The message from this year's Republican primary elections was clear: Don't just be conservative, be ultra-conservative, even Tea Party conservative.

Perry long has been a voucher proponent. Maybe even more than that, he's an astute reader of the political wind. At the Republican National Convention this past week, he again emphasized vouchers ("school choice" is the favored term).

Lt. Gov. David Dewhurst, smarting from his loss to Tea Party favorite Ted Cruz in the race for a U.S. Senate seat nomination, also pointed to his support for vouchers during a talk to convention delegates.

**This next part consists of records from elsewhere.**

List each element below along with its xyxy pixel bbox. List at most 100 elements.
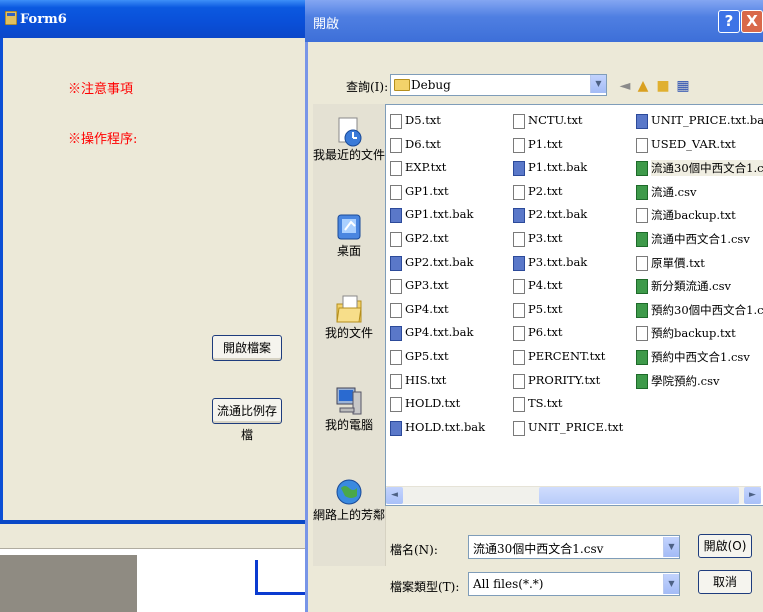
- file-name: NCTU.txt: [528, 113, 583, 127]
- file-name: GP1.txt: [405, 183, 449, 198]
- place-label: 我的電腦: [324, 418, 373, 432]
- file-name: P3.txt: [528, 231, 563, 245]
- file-name: HOLD.txt.bak: [405, 419, 486, 434]
- file-name: P4.txt: [528, 278, 563, 293]
- file-name: EXP.txt: [405, 160, 447, 175]
- text-file-icon: [390, 161, 402, 177]
- filename-value: 流通30個中西文合1.csv: [473, 542, 604, 556]
- my-documents-icon: [335, 294, 363, 324]
- form6-border: [0, 38, 3, 520]
- file-name: 新分類流通.csv: [651, 279, 731, 294]
- place-recent[interactable]: 我最近的文件: [313, 116, 385, 163]
- bak-file-icon: [390, 255, 402, 271]
- file-name: 流通backup.txt: [651, 208, 736, 223]
- file-name: GP5.txt: [405, 349, 449, 363]
- filetype-label: 檔案類型(T):: [390, 580, 460, 594]
- background-panel: [0, 555, 137, 612]
- text-file-icon: [513, 232, 525, 247]
- text-file-icon: [390, 114, 402, 129]
- scroll-right-icon[interactable]: ►: [744, 487, 761, 504]
- file-name: UNIT_PRICE.txt.bak: [651, 113, 763, 127]
- text-file-icon: [513, 279, 525, 295]
- file-name: 預約中西文合1.csv: [651, 350, 750, 364]
- close-button[interactable]: X: [741, 10, 763, 33]
- file-name: D6.txt: [405, 136, 441, 151]
- filetype-combo[interactable]: All files(*.*) ▼: [468, 572, 680, 596]
- new-folder-icon[interactable]: ■: [655, 78, 671, 94]
- open-button[interactable]: 開啟(O): [698, 534, 752, 558]
- note-label: ※注意事項: [68, 82, 134, 97]
- text-file-icon: [513, 373, 525, 389]
- dialog-title: 開啟: [313, 17, 340, 32]
- place-label: 我最近的文件: [313, 148, 386, 162]
- file-name: 流通30個中西文合1.csv: [651, 160, 763, 177]
- file-name: PERCENT.txt: [528, 349, 606, 363]
- lookin-combo[interactable]: Debug ▼: [390, 74, 607, 96]
- text-file-icon: [636, 208, 648, 224]
- place-my-computer[interactable]: 我的電腦: [313, 386, 385, 433]
- bak-file-icon: [390, 326, 402, 342]
- text-file-icon: [390, 397, 402, 413]
- file-name: GP4.txt.bak: [405, 325, 474, 340]
- scrollbar-thumb[interactable]: [539, 487, 739, 504]
- back-icon[interactable]: ◄: [617, 78, 633, 94]
- text-file-icon: [513, 137, 525, 153]
- cancel-button[interactable]: 取消: [698, 570, 752, 594]
- text-file-icon: [513, 350, 525, 365]
- help-button[interactable]: ?: [718, 10, 740, 33]
- place-network[interactable]: 網路上的芳鄰: [313, 476, 385, 523]
- csv-file-icon: [636, 184, 648, 200]
- text-file-icon: [636, 326, 648, 342]
- save-ratio-button[interactable]: 流通比例存檔: [212, 398, 282, 442]
- file-name: GP2.txt.bak: [405, 254, 474, 269]
- chevron-down-icon[interactable]: ▼: [663, 574, 679, 594]
- csv-file-icon: [636, 373, 648, 389]
- csv-file-icon: [636, 232, 648, 247]
- csv-file-icon: [636, 350, 648, 365]
- chevron-down-icon[interactable]: ▼: [663, 537, 679, 557]
- desktop-icon: [335, 212, 363, 242]
- place-desktop[interactable]: 桌面: [313, 212, 385, 259]
- open-file-button[interactable]: 開啟檔案: [212, 335, 282, 361]
- lookin-value: Debug: [411, 78, 451, 92]
- file-name: HOLD.txt: [405, 396, 461, 411]
- text-file-icon: [513, 420, 525, 436]
- file-name: TS.txt: [528, 396, 563, 411]
- up-folder-icon[interactable]: ▲: [635, 78, 651, 94]
- text-file-icon: [513, 184, 525, 200]
- file-name: P2.txt: [528, 183, 563, 198]
- form-icon: [4, 10, 18, 26]
- dialog-titlebar[interactable]: 開啟 ? X: [305, 0, 763, 42]
- network-places-icon: [335, 476, 363, 506]
- filename-label: 檔名(N):: [390, 543, 438, 557]
- file-name: P3.txt.bak: [528, 254, 588, 269]
- place-my-documents[interactable]: 我的文件: [313, 294, 385, 341]
- bak-file-icon: [636, 114, 648, 129]
- form6-client-area: [0, 38, 305, 520]
- bak-file-icon: [390, 208, 402, 224]
- text-file-icon: [390, 302, 402, 318]
- file-name: 流通中西文合1.csv: [651, 232, 750, 246]
- procedure-label: ※操作程序:: [68, 132, 138, 147]
- file-name: 學院預約.csv: [651, 373, 720, 388]
- csv-file-icon: [636, 302, 648, 318]
- file-list[interactable]: D5.txt D6.txt EXP.txt GP1.txt GP1.txt.bak GP2…: [385, 104, 763, 506]
- file-name: UNIT_PRICE.txt: [528, 419, 624, 434]
- file-name: 預約30個中西文合1.csv: [651, 302, 763, 317]
- scroll-left-icon[interactable]: ◄: [386, 487, 403, 504]
- file-name: 原單價.txt: [651, 255, 705, 270]
- text-file-icon: [513, 302, 525, 318]
- form6-title: Form6: [20, 12, 67, 27]
- chevron-down-icon[interactable]: ▼: [590, 75, 606, 93]
- csv-file-icon: [636, 279, 648, 295]
- view-menu-icon[interactable]: ▦: [675, 78, 691, 94]
- open-file-dialog: 開啟 ? X 查詢(I): Debug ▼ ◄ ▲ ■ ▦ 我最近的文件 桌面: [305, 0, 763, 612]
- folder-icon: [394, 79, 410, 91]
- horizontal-scrollbar[interactable]: ◄ ►: [386, 486, 761, 504]
- form6-titlebar[interactable]: Form6: [0, 0, 305, 38]
- text-file-icon: [390, 232, 402, 247]
- place-label: 網路上的芳鄰: [313, 508, 386, 522]
- filename-combo[interactable]: 流通30個中西文合1.csv ▼: [468, 535, 680, 559]
- text-file-icon: [390, 350, 402, 365]
- places-bar: 我最近的文件 桌面 我的文件 我的電腦 網路上的芳鄰: [313, 104, 386, 566]
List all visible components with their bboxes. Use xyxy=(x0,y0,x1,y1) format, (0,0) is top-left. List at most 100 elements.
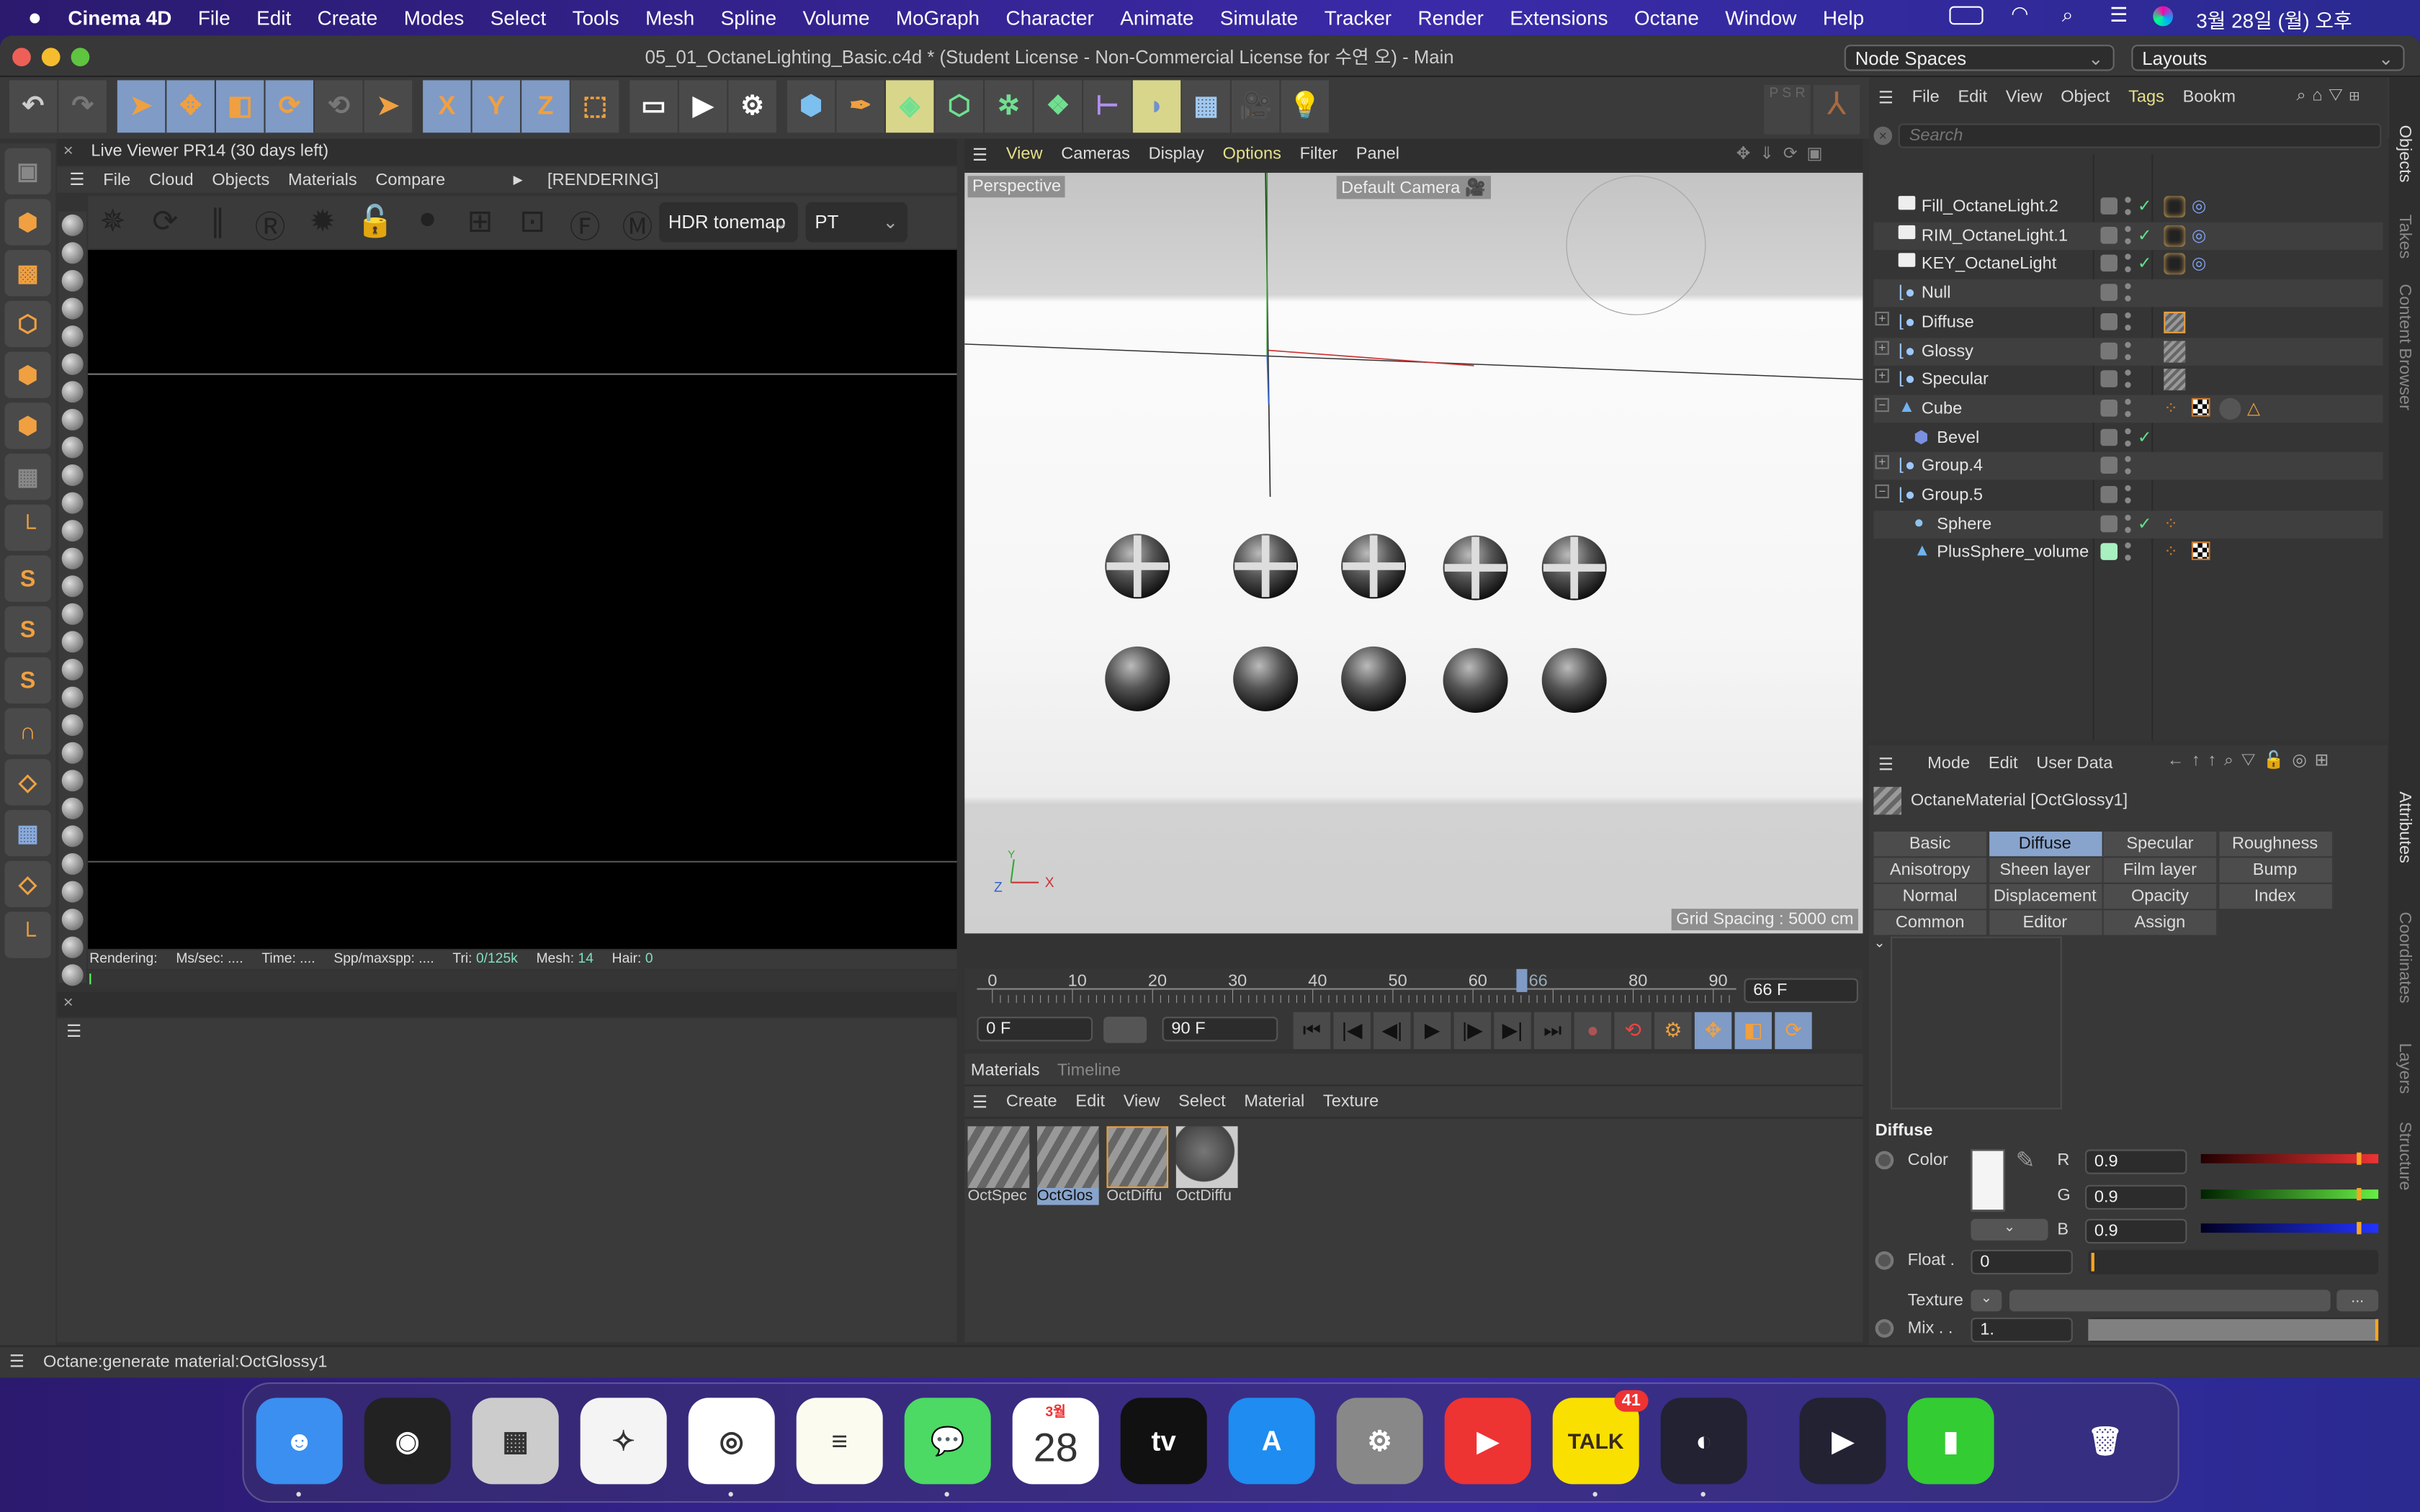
pause-icon[interactable]: ∥ xyxy=(196,202,239,247)
menu-item[interactable]: Options xyxy=(1223,145,1281,163)
visibility-dots-icon[interactable]: ● ● xyxy=(2124,510,2133,536)
side-tab-structure[interactable]: Structure xyxy=(2396,1122,2414,1191)
octane-material-icon[interactable] xyxy=(61,964,84,986)
key-scale-button[interactable]: ◧ xyxy=(1734,1012,1772,1050)
hamburger-icon[interactable]: ☰ xyxy=(9,1351,24,1372)
mix-field[interactable]: 1. xyxy=(1971,1318,2073,1343)
siri-icon[interactable] xyxy=(2153,6,2174,27)
menu-item[interactable]: File xyxy=(198,6,230,29)
hamburger-icon[interactable]: ☰ xyxy=(69,170,84,190)
coordinate-system-button[interactable]: ⬚ xyxy=(570,80,621,133)
octane-material-icon[interactable] xyxy=(61,575,84,598)
move-button[interactable]: ✥ xyxy=(166,80,216,133)
menu-item[interactable]: Select xyxy=(1178,1092,1226,1111)
menu-item[interactable]: Edit xyxy=(1075,1092,1105,1111)
side-tab-layers[interactable]: Layers xyxy=(2396,1043,2414,1094)
object-row[interactable]: ● Sphere ● ● ✓ ⁘ xyxy=(1873,510,2383,539)
menu-item[interactable]: Mode xyxy=(1927,755,1970,773)
key-move-button[interactable]: ✥ xyxy=(1694,1012,1732,1050)
menu-item[interactable]: Simulate xyxy=(1220,6,1298,29)
material-tag-icon[interactable] xyxy=(2164,340,2186,366)
polygons-mode-button[interactable]: ⬢ xyxy=(4,402,51,449)
texture-tag-icon[interactable] xyxy=(2191,541,2210,565)
attribute-nav-icons[interactable]: ←↑↑⌕▽🔓◎⊞ xyxy=(2167,750,2337,771)
mix-slider[interactable] xyxy=(2088,1318,2379,1343)
octane-material-icon[interactable] xyxy=(61,381,84,403)
tonemap-dropdown[interactable]: HDR tonemap ⌄ xyxy=(659,202,798,243)
color-swatch[interactable] xyxy=(1971,1149,2005,1212)
floor-button[interactable]: ▦ xyxy=(1182,80,1232,133)
attr-tab-normal[interactable]: Normal xyxy=(1873,883,1988,909)
material-thumbnail[interactable]: OctGlos xyxy=(1037,1126,1099,1205)
enabled-check-icon[interactable]: ✓ xyxy=(2138,225,2152,245)
axis-mode-button[interactable]: └ xyxy=(4,504,51,551)
menu-item[interactable]: Tools xyxy=(573,6,619,29)
editor-visibility-icon[interactable] xyxy=(2100,312,2118,330)
attr-tab-basic[interactable]: Basic xyxy=(1873,832,1988,857)
snap-settings-button[interactable]: S xyxy=(4,606,51,653)
menu-item[interactable]: View xyxy=(1124,1092,1160,1111)
focus-pick-icon[interactable]: Ⓕ xyxy=(563,202,606,247)
camera-button[interactable]: 🎥 xyxy=(1232,80,1281,133)
menu-item[interactable]: Objects xyxy=(212,171,269,189)
grid-button[interactable]: ▦ xyxy=(4,810,51,857)
sphere[interactable] xyxy=(1443,648,1508,713)
octane-material-icon[interactable] xyxy=(61,436,84,459)
edges-mode-button[interactable]: ⬢ xyxy=(4,351,51,398)
wifi-icon[interactable]: ◠ xyxy=(2011,1,2028,26)
r-channel-slider[interactable] xyxy=(2200,1152,2379,1165)
y-axis-button[interactable]: Y xyxy=(472,80,522,133)
visibility-dots-icon[interactable]: ● ● xyxy=(2124,250,2133,276)
visibility-dots-icon[interactable]: ● ● xyxy=(2124,307,2133,333)
visibility-dots-icon[interactable]: ● ● xyxy=(2124,539,2133,564)
dock-app-store[interactable]: A xyxy=(1228,1398,1315,1485)
attr-tab-displacement[interactable]: Displacement xyxy=(1989,883,2103,909)
menu-item[interactable]: Help xyxy=(1823,6,1864,29)
r-channel-field[interactable]: 0.9 xyxy=(2085,1149,2187,1174)
menu-item[interactable]: Edit xyxy=(256,6,291,29)
psr-button[interactable]: P S R xyxy=(1764,84,1811,135)
menu-item[interactable]: Cameras xyxy=(1061,145,1130,163)
object-name[interactable]: Bevel xyxy=(1937,428,1979,447)
render-view-button[interactable]: ▶ xyxy=(678,80,729,133)
expand-icon[interactable]: + xyxy=(1875,340,1889,354)
dock-messages[interactable]: 💬 xyxy=(904,1398,991,1485)
object-name[interactable]: Group.4 xyxy=(1922,457,1983,476)
menu-item[interactable]: Texture xyxy=(1323,1092,1379,1111)
menu-item[interactable]: Volume xyxy=(803,6,870,29)
prev-key-button[interactable]: |◀ xyxy=(1333,1012,1371,1050)
view-label[interactable]: Perspective xyxy=(967,176,1066,198)
octane-material-icon[interactable] xyxy=(61,714,84,737)
attr-tab-diffuse[interactable]: Diffuse xyxy=(1989,832,2103,857)
octane-logo-icon[interactable]: ✵ xyxy=(91,202,134,247)
menu-item[interactable]: Select xyxy=(490,6,546,29)
dock-launchpad[interactable]: ▦ xyxy=(472,1398,559,1485)
octane-material-icon[interactable] xyxy=(61,603,84,625)
octane-material-icon[interactable] xyxy=(61,353,84,375)
object-name[interactable]: Null xyxy=(1922,284,1951,302)
minimize-window-button[interactable] xyxy=(41,48,60,67)
subdivision-button[interactable]: ⬡ xyxy=(935,80,985,133)
next-frame-button[interactable]: |▶ xyxy=(1453,1012,1491,1050)
editor-visibility-icon[interactable] xyxy=(2100,486,2118,503)
kernel-dropdown[interactable]: PT ⌄ xyxy=(805,202,908,243)
z-axis-button[interactable]: Z xyxy=(521,80,571,133)
visibility-dots-icon[interactable]: ● ● xyxy=(2124,394,2133,420)
playhead[interactable] xyxy=(1516,968,1528,992)
dock-youtube[interactable]: ▶ xyxy=(1444,1398,1531,1485)
side-tab-takes[interactable]: Takes xyxy=(2396,215,2414,259)
object-row[interactable]: ⬢ Bevel ● ● ✓ xyxy=(1873,423,2383,451)
camera-label[interactable]: Default Camera 🎥 xyxy=(1336,176,1491,199)
sphere[interactable] xyxy=(1341,646,1407,711)
magnet-button[interactable]: ∩ xyxy=(4,708,51,755)
octane-material-icon[interactable] xyxy=(61,659,84,680)
octane-object-tag-icon[interactable] xyxy=(2219,397,2241,424)
menu-item[interactable]: Cloud xyxy=(149,171,194,189)
deformer-button[interactable]: ◗ xyxy=(1132,80,1183,133)
3d-viewport[interactable]: X Y Z Perspective Default Camera 🎥 Grid Sp… xyxy=(964,173,1863,934)
hamburger-icon[interactable]: ☰ xyxy=(1878,87,1894,107)
dock-finder[interactable]: ☻ xyxy=(256,1398,343,1485)
object-row[interactable]: KEY_OctaneLight ● ● ✓ ◎ xyxy=(1873,250,2383,279)
settings-gear-icon[interactable]: ✹ xyxy=(301,202,344,247)
attr-tab-assign[interactable]: Assign xyxy=(2103,910,2218,935)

Monday, Perry named former Railroad Commission Chairman Michael Williams to be the next head of the Texas Education Agency. Williams also supports vouchers. There are two big shoes still to fall. Dewhurst will name a new chairman of the Senate Education Committee, and House Speaker Joe Straus will pick a new leader of the House Public Education Committee.

Both committees have empty seats at the top.

One of Dewhurst's options is Sen. Dan Patrick of Houston, who recently staged an Education Committee hearing in which voucher supporters began laying out their case.

Straus has been less vocal about vouchers, but compared to Perry and Dewhurst and Patrick and Williams, Straus is simply a less-vocal kind of guy.

Straus has said education will be at the top of his agenda for the legislative session.

It's a safe bet there will be a strong push for vouchers next year. The bigger question now is how much strength the traditional opponents of vouchers will be able to muster.